Facility Staff Use Cases

This section describes the use cases for the facility staff. As an example, the case of a sequencing facility is used where data generation equals performing a sequencing run. This step can be adjusted appropriately for other data generation unit types.

Group Management for Customers

In this use case, facility staff members want to manage their customers in groups in iRODS. For new customers they want to create a new group or for retired customers they want to remove groups. At any other time they want to add/remove users to/from groups.

Prerequisites

  • An account must have been properly setup for the user by the RODEOS / iRODS administrator. This includes allowing access to privilege for the administration of groups.

  • The user must know the prefix for the groups that they can manage (e.g., gen-cha::cust::).

  • The user must have setup iRODS iCommands correctly and have configured ~/.irods/irods_environment.json properly.

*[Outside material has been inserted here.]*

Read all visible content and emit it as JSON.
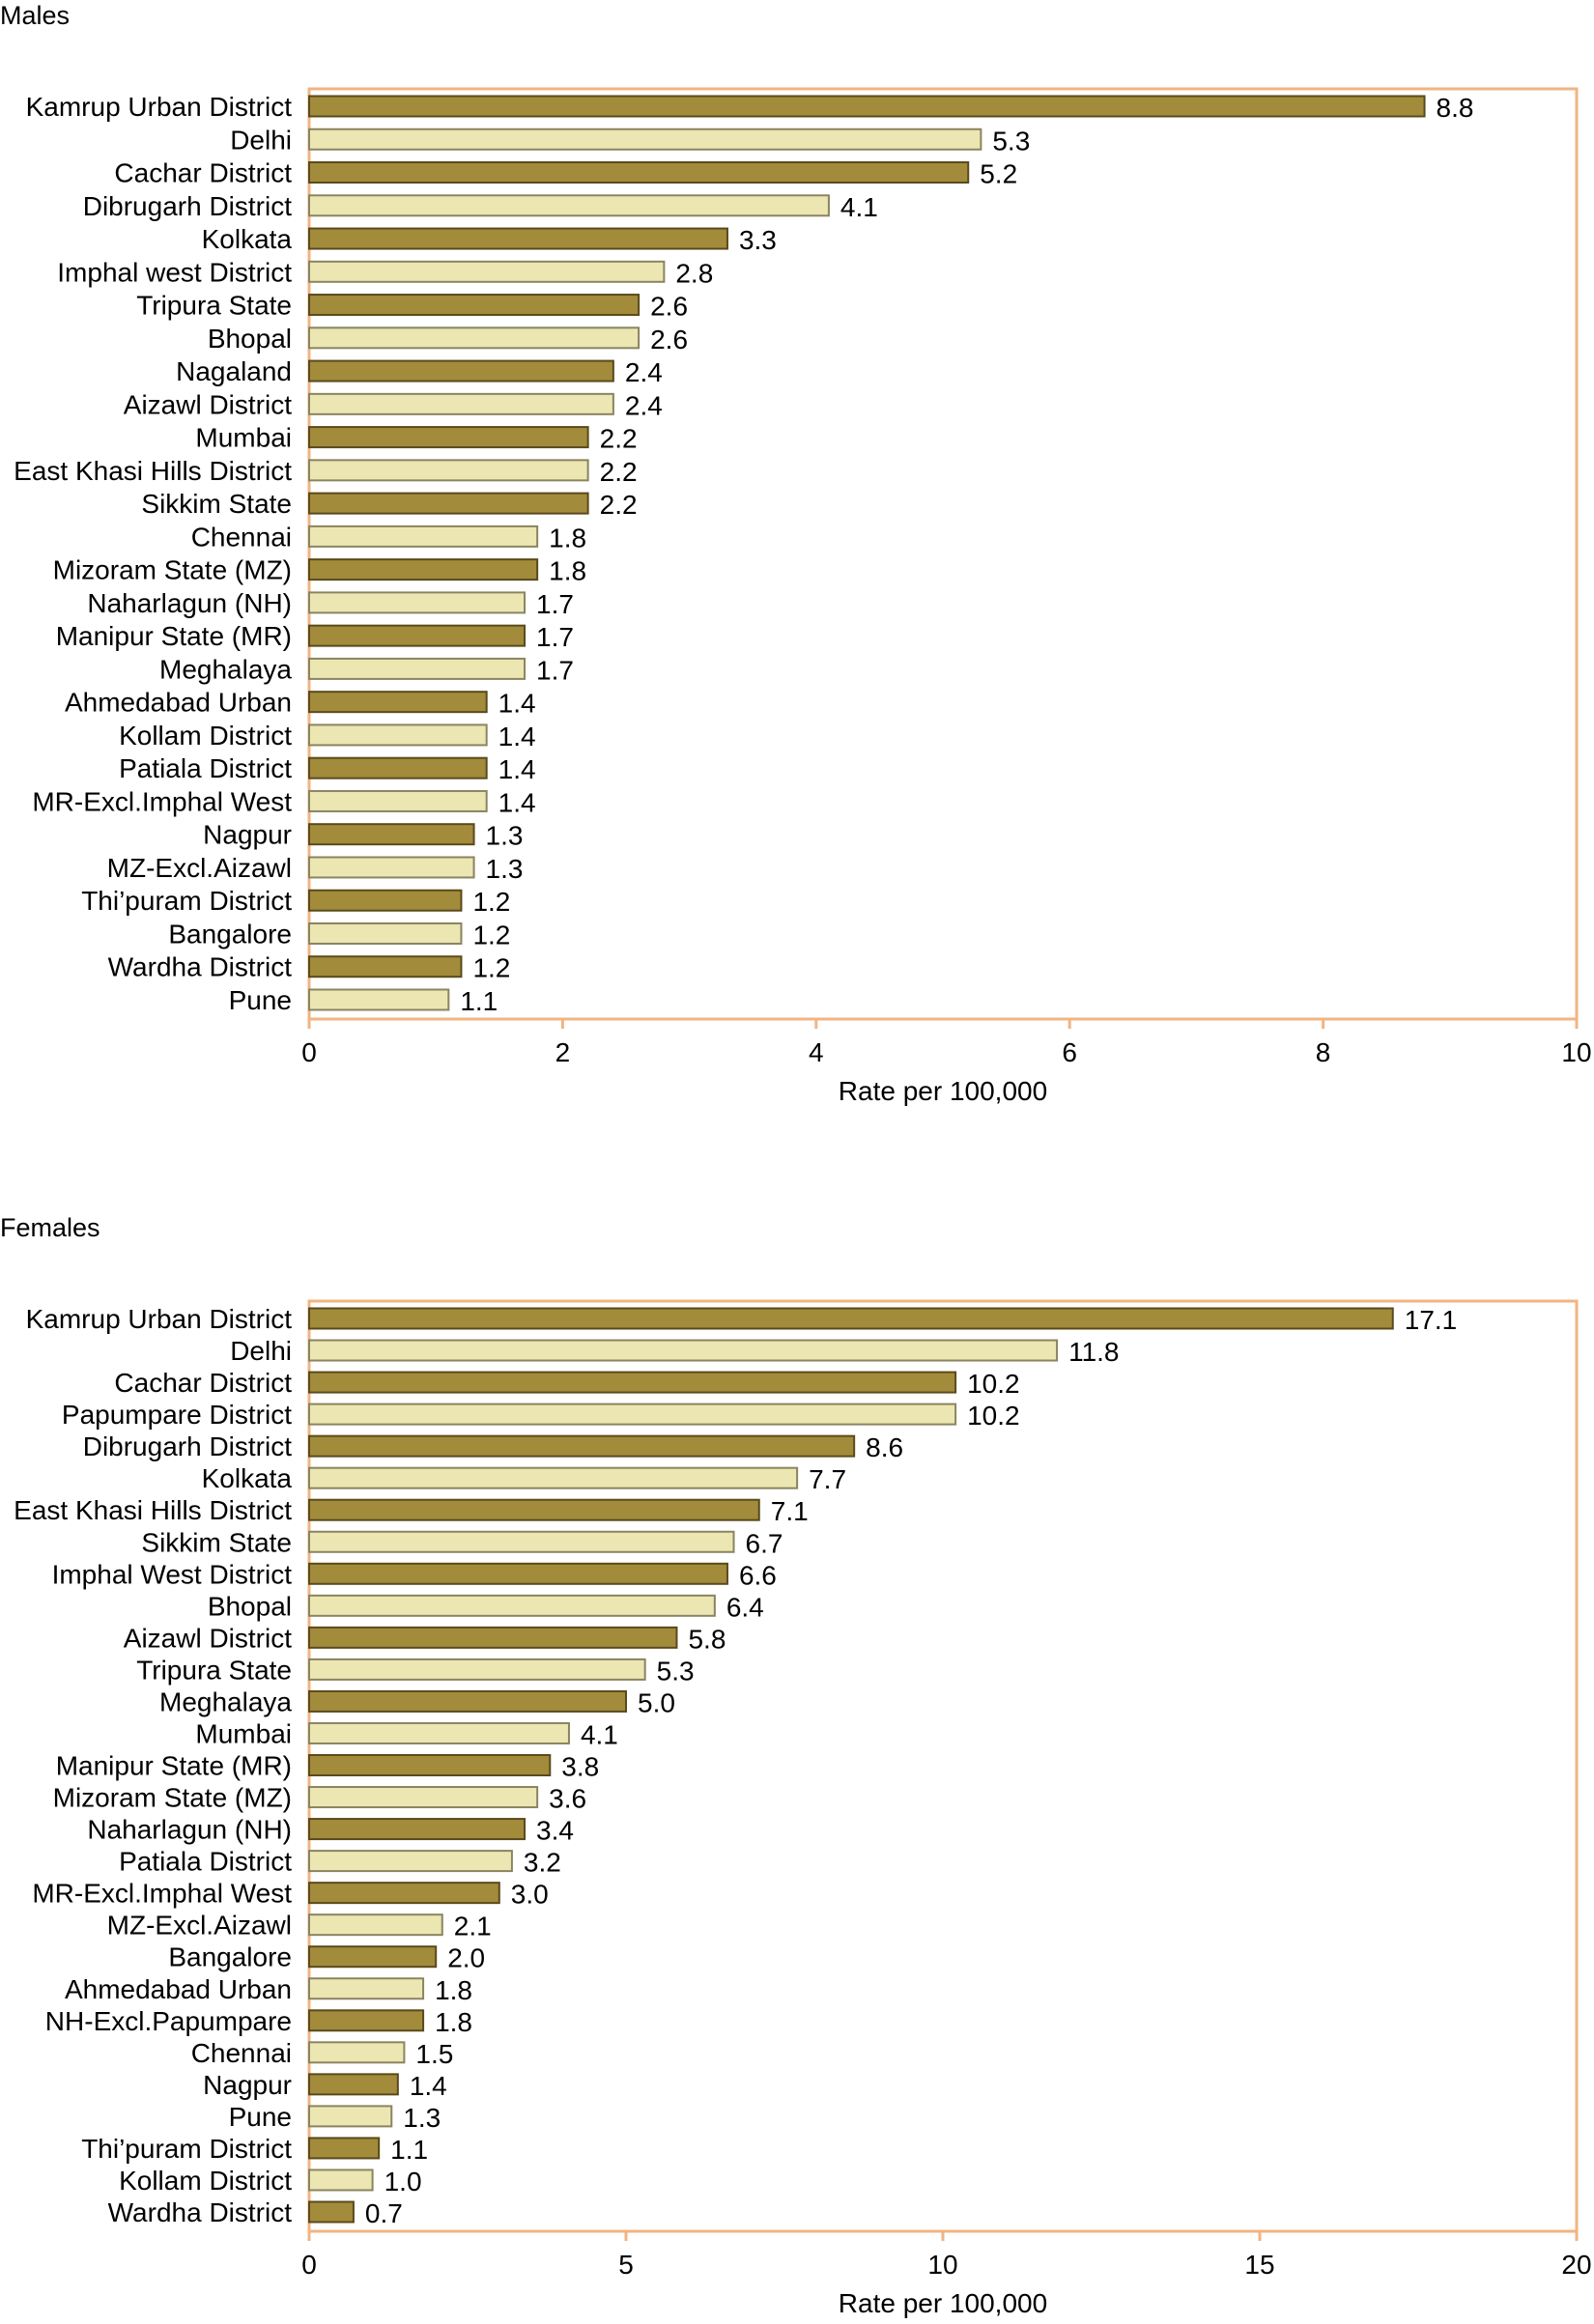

  • The user must have the RODEOS facility staff helper scripts installed.

Steps

Create New Project Collection

In this use case, a facility staff member creates a new project collection (“collection” is the iRODS term for a folder in the iRODS storage system). Such a project collection serves as the location for resulting data to share with the customer. This collection will have read permissions set for the customer group/user recursively and permission inheritance is enabled. This way, customer users can download the data once it has been provided.

Prerequisites

  • A group has been setup for the customers if access needs to be given based on more than one user.

Steps

Use Metalnx to

  • create a new folder in the projects collection of the facility

  • make sure that inheritance is enabled for the collection and use Apply recursively to apply this to all existing sub folders

  • configure permission and add a new ACL for the customer group or user with the READ permission, make sure to select Apply to subcollections and files such that existing and data placed in the directory afterwards gets the correct permissions setup

Perform Sequencing Run

In this use case, facility staff members start a sequencing run into the landing zone provided by RODEOS.

Prerequisites

  • The user for the sequencer and ingest process must exist.

  • Ingest must have been setup appropriately.

Steps

  • Connect network drive to the network share for the sequencer if necessary.

  • Write data to this network share.

  • Wait until data generation is complete.

  • The output folder will be moved into the shadow landing zone folder afterwards.

Perform Sequence Conversion

In this use case, facility staff members start the conversion process from base calls to sequences (bcl2fastq) that is also sometimes referred to as “demultiplexing”.

Prerequisites

  • Digestiflow must have been setup correctly for the sequencer for which demultiplexing should be performed.

  • Sequencing should have finished.

Steps

  • Start demultiplexing as documented in the Digestiflow documentation.

  • Wait for demultiplexing to finish.

  • The resulting data will appear in the FASTQ collection in iRODS.

  • The meta data rodeos::ingest::status will be set to complete once done.

Deliver Conversion Results

In this use case, facility staff wants to provide sequencing results to customers. These could be sequences in FASTQ format and/or archives from raw BCL data such as tarball files created by Digestiflow.

Prerequisites

  • Ideally, a project collection has been created for file delivery to the customer.

  • Permissions have been created appropriately as described in Create New Project Collection.

Steps

Use Metalnx to:

  • create an output collection in the project collection, e.g., named like the flowcell

  • go to the folder with the digestiflow demux results

  • mark the files and/or folders to move

  • move them into the output directory

  • in the case that additional data is required for delivery (e.g., manually created QC reports)
    • the facility staff generates the reports, and

    • copies them into the project folder

  • notify the customer about the arrival of new data and instructions how to access the data

Provide Raw Data Access

In this use case, facility staff wants to provide direct access to raw data.

Prerequisites

  • None.

Caveats

  • It is best practice to have only one location from which data is shared.

  • Raw data should probably not be shared even read-only.

  • For BCL raw data, providing archives as created by Digestiflow are more efficiently shared than the tens of thousands of files in a run folder.

Steps

  • Use Metalnx to set the appropriate permissions on the raw data folder.

  • Share the path to this folder with the customer together with instructions on how to access the data.

External Customer Delivery

In this use case, facility staff wants to deliver data to external customers.

Prerequisites

  • The customer must be provided with an identity in the host organization’s user account directory (e.g. ActiveDirectory). The account can be limited but at least a user name and password must exist. The rationale is that for the transfer of human data which will be necessary in the general case, it will be required that the receiving party is a natural human being whose identity is verified, e.g., by the human resource department.

Steps & Caveats

Once the customer has an identity in the host organization’s user account directory, the delivery process is very similar to the use cases Deliver Conversion Results and Provide Raw Data Access apply. However, facility staff will have to mark the result iRODS collection (using iRODS meta data through the graphical Metalnx) to be delivered through a particular server that is also reachable from the outside.

Status

This use case has been registered but not implemented yet. It is expected to be implemented at a later milestone.

Until then, other delivery means have to be used with preexisting means.